Si le disciple pouvait briser son attachement aux illusions du temps et éliminer son besoin de punir ceux qu’il croit être des traîtres, s’il pouvait prendre pleinement conscience du fait que c’est son propre pouvoir de maîtrise de soi, son propre pouvoir d’endurance et son propre pouvoir de fidélité et de prise en charge qui sont mis à l’épreuve, et non ceux d’une autre personne après qu’il ait demandé qu’on lui donne l’occasion d’avancer, s’il pouvait savoir que c’est exactement à la mesure de son observation et de la critique intérieure des échecs d’une autre personne occupant une position plus avancée à réussir ses propres tests que l’Initié ou l’Enseignant observe ses échecs à lui, sur ces points essentiels sans lesquels le véritable discipulat est impossible, ce disciple serait alors plus disposé à laisser le pouvoir aux mains de l’action de la Loi supérieure, sachant que tout comme l’aiguille de la boussole pointe vers le Nord, cet Initié ou ce représentant courrait inévitablement à sa propre perte et encourrait une punition s’il ou elle échouait dans une épreuve suprême, et que, dans les faits, c’était quelqu’un d’autre qui était en train d’être préparé pour prendre la place de cette personne, par le développement des pouvoirs mêmes dont je parle.

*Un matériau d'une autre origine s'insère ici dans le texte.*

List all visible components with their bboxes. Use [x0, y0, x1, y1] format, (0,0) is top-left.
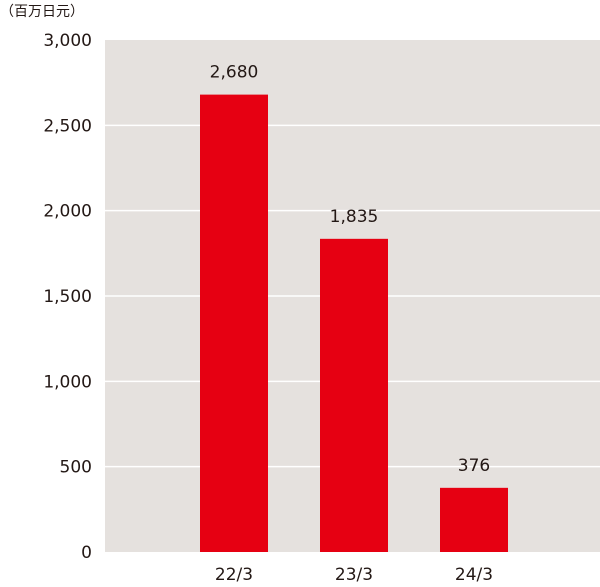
data-label: 2,680	[210, 63, 259, 83]
data-label: 1,835	[330, 207, 379, 227]
y-axis-unit-label: （百万日元）	[0, 4, 84, 20]
y-tick-label: 0	[81, 543, 92, 563]
y-tick-label: 3,000	[43, 31, 92, 51]
x-tick-label: 23/3	[335, 565, 373, 585]
y-axis-ticks: 0 500 1,000 1,500 2,000 2,500 3,000	[43, 31, 92, 563]
y-tick-label: 2,500	[43, 116, 92, 136]
data-labels: 2,680 1,835 376	[210, 63, 491, 476]
x-tick-label: 22/3	[215, 565, 253, 585]
y-tick-label: 500	[60, 458, 92, 478]
x-axis-ticks: 22/3 23/3 24/3	[215, 565, 493, 585]
bars	[200, 94, 508, 552]
y-tick-label: 2,000	[43, 202, 92, 222]
y-tick-label: 1,500	[43, 287, 92, 307]
y-tick-label: 1,000	[43, 372, 92, 392]
data-label: 376	[458, 456, 490, 476]
bar-22-3	[200, 94, 268, 552]
bar-24-3	[440, 487, 508, 552]
bar-23-3	[320, 238, 388, 552]
x-tick-label: 24/3	[455, 565, 493, 585]
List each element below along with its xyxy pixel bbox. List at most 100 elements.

Rappelez-vous, je ne me réfère pas aux devoirs et responsabilités du monde en général envers une personne s’étant rendue coupable d’enfreindre les lois de l’occultisme, quoique la même chose s’appliquerait, mais dans une moindre mesure. Je fais référence aux disciples reçus de la Grande Loge Blanche, à ceux qui ont demandé d’avoir l’occasion d’essayer de gagner le plus grand prix que la vie humaine puisse offrir. Pour cette personne, il se trouve un sentier en ligne droite. Dévier de ce sentier signifie le déplacement de cet individu de sa position sur cette ligne étroite et l’avancement de la personne qui le suit directement. Cela signifie que celui qui tenait cette position n’était pas assez fort, n’avait pas acquis suffisamment de ce pouvoir d’endurance, de stabilité, de maîtrise de soi, de fidélité et de protection vigilante pour tenir bon indéfiniment, même s’il l’avait mérité.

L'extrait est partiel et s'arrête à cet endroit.